I have certainly never felt that it was my duty to keep my waiter housed and clothed and fed; that was their responsibility and theirs only. And there were really only a few areas in which I felt that a tip was expected by both parties--the bartender, waiter, bell-hop, valet-parking guy and maybe barber were about it (although I occasionally dump change in a counter tip cup, but probably less to reward the person ringing up my cinnamon roll than to keep the car cup holders from overflowing).

As a number of commentators have pointed out, the idea of an obligatory tip removes the incentives for quality service and makes the tip essentially indistinguishable from an additional tax or surcharge.

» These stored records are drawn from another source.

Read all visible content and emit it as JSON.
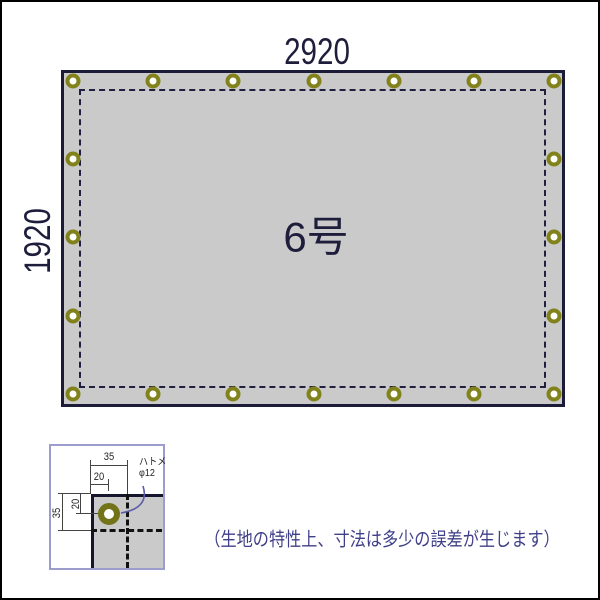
{
  "main_diagram": {
    "width_label": "2920",
    "height_label": "1920",
    "center_label": "6号",
    "tarp_fill": "#cacaca",
    "tarp_border": "#1c1c38",
    "grommets": {
      "ring_color": "#82821c",
      "top_y": 79,
      "bottom_y": 392,
      "left_x": 71,
      "right_x": 552,
      "row_x": [
        71,
        151,
        231,
        312,
        392,
        472,
        552
      ],
      "side_y": [
        157,
        235,
        314
      ]
    }
  },
  "detail_diagram": {
    "box_border_color": "#9d9dcd",
    "grommet_ring_color": "#73731a",
    "labels": {
      "top_35": "35",
      "top_20": "20",
      "left_35": "35",
      "left_20": "20"
    },
    "grommet_note": {
      "line1": "ハトメ",
      "line2": "φ12"
    },
    "leader_color": "#5a5aaa"
  },
  "note": {
    "text": "（生地の特性上、寸法は多少の誤差が生じます）",
    "color": "#3f3f8a"
  }
}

Tipping for everything, regardless of quality of service, would therefore only have the effect of making quality service unnecessary and therefore uncommon. Along these lines, I suspect that the increasing pressure to tip more generously and for more things will ultimately backfire; disgruntled customers might react by refusing to tip for anything, to just about everyone's detriment.

Merriam-Webster defines a "gratuity" as "something given voluntarily or beyond obligation usually for some service."

When a tip becomes obligatory it ceases to be a tip.

Freelance columnist Bradley R. Gitz, who lives and teaches in Batesville, received his Ph.D. in political science from the University of Illinois.